So., 12.12.21 | 19:20 Uhr
Das Erste
USA: Verheerende Tornados in den USA
Wenig Hoffnung, noch Überlebende zu finden
Ein wenig verloren steht Darryl Johnson am Rande der Rettungsarbeiten. Wartet und hofft – immer noch. Seine Schwester Janine hat am Freitag in der völlig zerstörten Kerzenfabrik hier in Mayfield/Kentucky gearbeitet. Seitdem sucht er sie. Ein Anruf, das letzte Lebenszeichen von ihr. "Sie hat ihren Mann angerufen, es ist schlimm hier, hat sie gesagt, das Dach ist weg." Die Rettungsteams setzen inzwischen schweres Gerät ein, viel Hoffnung gibt es aber nicht mehr, Überlebende zu finden. Das weiß auch Darryl Johnson. "Das ist das Schlimmste, was ich je gesehen habe, und ich habe schon viel Schlimmes gesehen, aber das hier ist fürchterlich." In allen Krankenhäusern der Umgebung hat Darryl Johnson nachgefragt. Seine Schwester ist nirgendwo eingeliefert worden. Sie muss noch hier sein, unter den Trümmern. "Alles, was tun können ist zu beten, wir können wirklich nur noch beten". Die Hoffnung will er aber nicht aufgeben, noch nicht!

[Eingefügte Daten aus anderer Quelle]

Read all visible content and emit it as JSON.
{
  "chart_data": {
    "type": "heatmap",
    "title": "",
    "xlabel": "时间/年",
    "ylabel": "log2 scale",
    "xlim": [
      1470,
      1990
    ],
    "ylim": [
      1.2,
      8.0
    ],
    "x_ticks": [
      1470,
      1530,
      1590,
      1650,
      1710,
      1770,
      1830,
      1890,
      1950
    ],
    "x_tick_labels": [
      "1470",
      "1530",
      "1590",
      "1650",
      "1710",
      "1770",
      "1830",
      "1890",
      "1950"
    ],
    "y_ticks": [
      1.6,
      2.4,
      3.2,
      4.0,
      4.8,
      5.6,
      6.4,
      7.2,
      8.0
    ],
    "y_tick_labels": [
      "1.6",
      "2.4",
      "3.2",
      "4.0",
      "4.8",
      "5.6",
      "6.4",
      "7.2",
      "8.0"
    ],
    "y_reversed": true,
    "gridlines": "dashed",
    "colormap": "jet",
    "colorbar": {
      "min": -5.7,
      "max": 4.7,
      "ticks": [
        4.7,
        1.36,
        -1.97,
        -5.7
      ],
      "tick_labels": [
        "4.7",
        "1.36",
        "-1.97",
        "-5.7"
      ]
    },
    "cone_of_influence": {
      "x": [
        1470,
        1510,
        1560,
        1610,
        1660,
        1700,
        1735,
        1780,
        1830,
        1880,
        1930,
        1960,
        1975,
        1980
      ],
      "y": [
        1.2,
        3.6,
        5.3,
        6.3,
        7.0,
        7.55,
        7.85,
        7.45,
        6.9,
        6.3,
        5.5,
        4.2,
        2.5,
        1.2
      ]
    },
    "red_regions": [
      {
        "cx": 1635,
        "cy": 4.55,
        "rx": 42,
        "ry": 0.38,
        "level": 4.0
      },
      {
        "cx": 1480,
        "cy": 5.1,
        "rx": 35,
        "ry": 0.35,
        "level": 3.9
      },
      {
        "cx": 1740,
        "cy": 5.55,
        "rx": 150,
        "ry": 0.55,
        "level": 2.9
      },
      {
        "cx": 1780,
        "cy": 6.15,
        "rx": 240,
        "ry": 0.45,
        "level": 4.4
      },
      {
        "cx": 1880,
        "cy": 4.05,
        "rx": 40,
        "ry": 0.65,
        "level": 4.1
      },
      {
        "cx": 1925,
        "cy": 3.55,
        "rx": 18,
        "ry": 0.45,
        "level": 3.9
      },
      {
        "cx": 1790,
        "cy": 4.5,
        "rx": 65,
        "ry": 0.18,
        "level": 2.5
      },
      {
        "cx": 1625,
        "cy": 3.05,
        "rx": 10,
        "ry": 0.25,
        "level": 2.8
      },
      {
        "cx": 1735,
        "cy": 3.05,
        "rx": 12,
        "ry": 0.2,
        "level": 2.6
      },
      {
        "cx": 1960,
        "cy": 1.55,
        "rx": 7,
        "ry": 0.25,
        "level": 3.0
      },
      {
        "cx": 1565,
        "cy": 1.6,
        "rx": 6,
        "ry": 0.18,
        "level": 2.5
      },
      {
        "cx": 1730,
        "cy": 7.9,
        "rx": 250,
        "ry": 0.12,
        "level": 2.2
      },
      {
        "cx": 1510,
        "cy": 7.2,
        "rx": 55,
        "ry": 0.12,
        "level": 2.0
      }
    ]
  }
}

Mehr als 100 Beschäftigte arbeiten am Freitagabend in der Kerzenfabrik, als die Mauern einstürzen. In der Spätschicht, die Kerzen für das Weihnachtsfest produziert. Viele werden verschüttet. Eine von ihnen ist Kyanna Parsons-Perez. Über ihr Smartphone fleht sie um Hilfe, sendet live auf Facebook aus dem Dunkel, in dem sie eingeschlossen ist: "Ich versuche ruhig zu bleiben, aber es geht mir nicht gut, und mein Bein tut so sehr weh." Rettungsteams finden sie später, können Kyanna Parsons-Perez befreien. Über Facebook äußert sie sich nach ihrer Rettung: "Mir tut alles weh, Ich will in die Notaufnahme des Krankenhauses gehen, weil ich Kopfschmerzen habe und ich will sicher sein, dass ich keine inneren Verletzungen habe, deswegen gehe ich ins Krankenhaus."
Viele Menschen haben fast alles verloren
Seit heute machen sich die Einwohner von Mayfield auch daran, die Schäden der Tornados zu beseitigen. Sägen die umgestürzten Bäume auseinander, tragen den Schutt auf die Straßen und räumen die zerstörten Häuser und Geschäfte aus. Janet Kimp kann allerdings nur noch die Ruinen ihres Hauses in Augenschein nehmen. Sie überlebte, weil sie im Flur Schutz suchte, als die Windhose vorbeizog: "Meine Hintertür flog durch die Luft, mir ins Gesicht, mein Sohn rief nach mir hier im Flur, ich bin reingekommen, und der Wind der blies so stark, ich hätte es fast nicht geschafft, dann haben wir uns auf den Boden gelegt, unsere Hunde geschützt und gebetet."
Schon einmal hat die 66jährige ihr Haus verloren – als es abbrannte. Dann verstarb ihr Mann vor zwölf Jahren, sie musste Insolvenz anmelden. Jetzt steht sie wieder vor dem Nichts: "Der Teil des Hauses, in dem wir Schutz gesucht haben, ist nicht eingestürzt, unsere Gebete sind wohl erhört worden, vielleicht kann ich ja ein wenig Mobiliar retten, aber sonst habe ich alles verloren." Es wird wohl noch Wochen dauern, bis das gesamte Ausmaß der Schäden klar wird. Hier in Mayfield und in den anderen Orten, die von den Tornados zerstört wurden.